CEA facilities often have unique energy needs, but few jurisdictions have CEA-specific utility rates. According to the CEA efficiency brief, utilities and regulators could design CEA rate structures—particularly for greenhouses—that consider factors like the frequency with which a facility operates at peak demand. Allowing CEA facilities to qualify for lower rates during times of lower demand could improve energy affordability by encouraging CEA operators to shift electricity consumption to periods of lower demand or to institute efficiency measures to reduce electricity use during peaks in demand.
“Controlled environment agriculture enhances food security and nutrition. Growing facilities can be located in urban areas and other places not suitable for traditional agriculture, eliminating food deserts and creating economic development opportunities in communities while protecting against supply chain disruptions,” said Derek Smith, executive director of the Resource Innovation Institute, and a co-author of the briefs. “It is critical to establish energy and water efficiency policies to support controlled environment agriculture, which will require deep engagement between the sector and policymakers.”
Many water efficiency measures for CEA, such as water recirculation technologies, have high capital costs. Allowing CEA facilities to be eligible for state water quality financing programs and enacting federal or state investment tax credits to offset the capital costs of CEA water efficiency technologies could help CEA operators reduce water use.
Energy needs of CEA facilities differ significantly from most commercial buildings because of factors like electric loads from lighting used for plant growth, dehumidification requirements, and unique HVAC needs. The research found that some energy codes address the unique needs of the CEA sector, with initial steps focused on cannabis growing facilities, but more recently expanding to cover other CEA facilities as well. With crops like lettuce, tomatoes, cucumbers, strawberries, and flowers increasingly grown in CEA facilities, building energy codes should consider energy needs that may vary across a wide range of crops. As the sector grows, adding CEA-specific provisions to model energy codes that are adopted by states and localities could provide clarity and avoid a patchwork of provisions across the country.

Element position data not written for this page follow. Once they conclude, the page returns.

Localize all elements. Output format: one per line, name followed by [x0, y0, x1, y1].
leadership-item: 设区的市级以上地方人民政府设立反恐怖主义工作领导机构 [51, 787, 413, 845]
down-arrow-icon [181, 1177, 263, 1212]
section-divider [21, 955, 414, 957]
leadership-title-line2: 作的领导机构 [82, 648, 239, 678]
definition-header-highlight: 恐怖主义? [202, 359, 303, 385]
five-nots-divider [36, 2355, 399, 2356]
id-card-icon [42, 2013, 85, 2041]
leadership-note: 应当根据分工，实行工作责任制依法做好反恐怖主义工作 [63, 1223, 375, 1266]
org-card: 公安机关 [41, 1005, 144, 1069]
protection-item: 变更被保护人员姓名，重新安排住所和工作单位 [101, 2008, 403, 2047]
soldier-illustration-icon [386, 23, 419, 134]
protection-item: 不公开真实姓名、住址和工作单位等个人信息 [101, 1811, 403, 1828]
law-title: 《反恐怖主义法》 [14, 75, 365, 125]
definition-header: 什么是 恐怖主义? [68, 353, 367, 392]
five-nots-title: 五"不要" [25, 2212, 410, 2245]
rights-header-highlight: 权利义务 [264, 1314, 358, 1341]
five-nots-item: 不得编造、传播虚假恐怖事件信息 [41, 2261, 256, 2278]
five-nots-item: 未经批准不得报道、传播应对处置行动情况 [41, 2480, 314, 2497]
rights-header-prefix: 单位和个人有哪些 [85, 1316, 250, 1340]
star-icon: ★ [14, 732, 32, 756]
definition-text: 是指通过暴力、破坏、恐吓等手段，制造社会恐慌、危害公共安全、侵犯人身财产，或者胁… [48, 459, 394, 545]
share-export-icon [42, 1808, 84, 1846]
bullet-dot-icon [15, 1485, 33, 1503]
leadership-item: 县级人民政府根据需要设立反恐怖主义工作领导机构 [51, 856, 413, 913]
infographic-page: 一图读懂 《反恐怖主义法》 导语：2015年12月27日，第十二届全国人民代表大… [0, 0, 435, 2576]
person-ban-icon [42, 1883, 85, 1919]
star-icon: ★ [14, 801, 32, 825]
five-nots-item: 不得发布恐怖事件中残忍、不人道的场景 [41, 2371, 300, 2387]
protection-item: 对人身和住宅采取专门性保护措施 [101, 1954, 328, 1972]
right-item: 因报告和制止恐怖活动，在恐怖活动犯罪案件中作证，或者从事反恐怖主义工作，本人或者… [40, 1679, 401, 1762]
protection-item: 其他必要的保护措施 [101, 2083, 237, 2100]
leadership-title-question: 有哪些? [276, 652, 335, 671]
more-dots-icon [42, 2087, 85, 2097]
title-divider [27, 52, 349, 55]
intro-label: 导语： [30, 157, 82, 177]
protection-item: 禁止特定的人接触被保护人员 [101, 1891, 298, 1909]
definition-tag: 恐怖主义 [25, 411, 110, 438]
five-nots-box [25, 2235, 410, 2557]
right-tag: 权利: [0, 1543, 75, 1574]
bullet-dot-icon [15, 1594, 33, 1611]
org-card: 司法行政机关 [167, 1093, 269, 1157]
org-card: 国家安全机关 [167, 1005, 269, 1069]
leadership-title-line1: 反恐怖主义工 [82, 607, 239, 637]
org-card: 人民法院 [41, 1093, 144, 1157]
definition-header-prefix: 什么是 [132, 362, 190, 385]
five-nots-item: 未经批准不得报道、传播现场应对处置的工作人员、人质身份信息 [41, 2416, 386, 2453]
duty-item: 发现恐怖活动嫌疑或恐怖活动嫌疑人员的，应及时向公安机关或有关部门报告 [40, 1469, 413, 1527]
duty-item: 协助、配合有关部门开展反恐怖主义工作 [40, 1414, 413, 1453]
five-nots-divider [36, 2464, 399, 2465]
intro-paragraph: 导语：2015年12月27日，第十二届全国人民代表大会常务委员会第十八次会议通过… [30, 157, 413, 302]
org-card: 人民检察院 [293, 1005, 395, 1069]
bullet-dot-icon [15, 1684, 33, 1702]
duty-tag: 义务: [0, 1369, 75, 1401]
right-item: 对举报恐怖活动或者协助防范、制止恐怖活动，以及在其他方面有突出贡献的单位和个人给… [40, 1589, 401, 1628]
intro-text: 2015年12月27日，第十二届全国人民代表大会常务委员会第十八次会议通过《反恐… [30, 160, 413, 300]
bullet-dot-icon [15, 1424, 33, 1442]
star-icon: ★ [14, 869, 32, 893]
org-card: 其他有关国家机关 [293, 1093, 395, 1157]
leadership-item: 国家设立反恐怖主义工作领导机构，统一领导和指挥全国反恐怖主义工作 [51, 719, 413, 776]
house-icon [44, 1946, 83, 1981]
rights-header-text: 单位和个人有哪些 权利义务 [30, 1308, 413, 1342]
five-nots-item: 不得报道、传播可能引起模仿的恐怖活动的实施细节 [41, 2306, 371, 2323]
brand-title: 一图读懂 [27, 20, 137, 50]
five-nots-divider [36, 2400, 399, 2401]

The codes and standards brief also recommends more engagement between the CEA sector, other building code stakeholders, and policymakers to help advance building codes that accommodate the unique needs of the CEA sector.
CEA facilities often lack resources to collect benchmarking data on energy and water use, which they need to be able to implement energy and water efficiency measures. The efficiency policy brief recommends that policymakers identify additional resources to enable stakeholders to better understand how to improve efficiency in CEA operations.
The U.S. Department of Agriculture awarded a grant to ACEEE and RII to explore how to improve energy and water efficiency in the CEA sector. To inform the two reports, ACEEE and RII convened a series of workshops with CEA growers as well as state energy and agriculture officials to identify CEA resource challenges and to formulate policy solutions.